Professor Ken Dark, an archaeologist from the University of Reading, has spent 14 years studying the remains of a 1st Century dwelling under the Sisters of Nazareth Convent in Nazareth, Israel.
The stone and mortar dwelling, which was first uncovered in the 1880s, was partially cut into a limestone hillside in the city by a skilled craftsman – likely Joseph, father of Jesus, he says.
The nuns whose order owned the convent above undertook excavations up until the 1930s, in the belief that it was Jesus’s childhood home, based on the assertion of a famous biblical scholar Victor Guérin in 1888, but never found any proof.
More excavation work took place at the site between 1936 and 1964 by a Jesuit priest, after which it was ‘almost forgotten by scholars’ until Professor Dark started a new project in 2006.
He published an article in 2015 based on initial findings from the site, suggesting its identity as the home of Mary and Joseph.
Subsequent analysis has confirmed that it dates back to the 1st Century, strengthening the suggestion that it was once indeed the home of Jesus.

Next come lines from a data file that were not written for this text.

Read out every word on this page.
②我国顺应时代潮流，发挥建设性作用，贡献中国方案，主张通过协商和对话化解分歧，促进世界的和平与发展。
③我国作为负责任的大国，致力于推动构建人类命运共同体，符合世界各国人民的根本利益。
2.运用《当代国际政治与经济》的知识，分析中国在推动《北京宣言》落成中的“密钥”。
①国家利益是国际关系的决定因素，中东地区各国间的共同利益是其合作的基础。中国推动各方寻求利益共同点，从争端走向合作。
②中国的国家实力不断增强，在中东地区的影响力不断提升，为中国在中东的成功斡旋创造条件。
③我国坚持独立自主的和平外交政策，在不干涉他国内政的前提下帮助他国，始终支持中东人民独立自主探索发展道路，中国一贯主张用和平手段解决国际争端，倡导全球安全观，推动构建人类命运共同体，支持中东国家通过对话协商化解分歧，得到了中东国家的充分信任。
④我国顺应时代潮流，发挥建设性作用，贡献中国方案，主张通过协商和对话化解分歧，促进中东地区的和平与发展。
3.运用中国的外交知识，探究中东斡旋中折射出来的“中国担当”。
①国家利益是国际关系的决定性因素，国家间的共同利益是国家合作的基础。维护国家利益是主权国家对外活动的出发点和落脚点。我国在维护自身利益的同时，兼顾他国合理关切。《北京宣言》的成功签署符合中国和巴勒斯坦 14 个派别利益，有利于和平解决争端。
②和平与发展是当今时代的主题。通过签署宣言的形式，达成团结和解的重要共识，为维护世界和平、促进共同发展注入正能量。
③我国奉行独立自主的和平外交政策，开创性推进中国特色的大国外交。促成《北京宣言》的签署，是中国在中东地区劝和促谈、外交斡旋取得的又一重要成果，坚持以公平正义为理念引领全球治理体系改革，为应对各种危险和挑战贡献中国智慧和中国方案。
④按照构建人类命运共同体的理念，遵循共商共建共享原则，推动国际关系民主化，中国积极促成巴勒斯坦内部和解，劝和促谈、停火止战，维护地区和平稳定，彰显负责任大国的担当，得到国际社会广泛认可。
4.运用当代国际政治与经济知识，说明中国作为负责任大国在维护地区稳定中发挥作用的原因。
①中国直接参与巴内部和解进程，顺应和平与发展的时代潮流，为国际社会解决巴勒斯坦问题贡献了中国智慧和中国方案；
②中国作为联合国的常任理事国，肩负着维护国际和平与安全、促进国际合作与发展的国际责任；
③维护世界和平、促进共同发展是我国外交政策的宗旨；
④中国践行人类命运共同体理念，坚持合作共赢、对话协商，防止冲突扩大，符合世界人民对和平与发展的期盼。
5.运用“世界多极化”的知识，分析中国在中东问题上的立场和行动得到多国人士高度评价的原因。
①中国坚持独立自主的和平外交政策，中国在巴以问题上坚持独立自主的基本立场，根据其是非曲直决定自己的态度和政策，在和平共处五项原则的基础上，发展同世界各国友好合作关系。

Joseph is well-known to have been a carpenter but was also referred to in the New Testament as a tekton – a craftsman who would have been capable of building the home.
The dwelling was probably a courtyard house, with living and storage rooms beside a courtyard, and a roof-terrace for outside domestic activities.
‘Five years of intensive research on the fieldwork data has consolidated the evidence for the first-century house and fourth-fifth century churches, shedding new light on them,’ Professor Dark told MailOnline.
‘It has become clear that whoever built the house had a very good understanding of stone-working.
‘[This] would certainly be consistent with what we might expect from the home of a tekton (the term used for Joseph in the Gospels) which although usually translated as carpenter, actually means a craftsman associated with building.’
Twenty-first-century work has ‘completely reinterpreted and re-dated the site’ and new archaeological features – including walls – have been identified.
A rock-cut stairway next to one of the walls led up to a second storey or flat room, while a doorway was preserved between the same room and a smaller room.
‘The stairway was constructed skilfully using part of a natural cave and another part of the cave was used to support the ceiling of the room,’ said Professor Dark.
These features show that whoever built the room had a good knowledge of the properties of the local stone and how to work it, he added.
The structure had a floor of compressed chalk and was found with pottery and limestone vessel fragments.
Professor Dark details the project in his new book, The Sisters of Nazareth convent: A Roman-period, Byzantine and Crusader site in central Nazareth.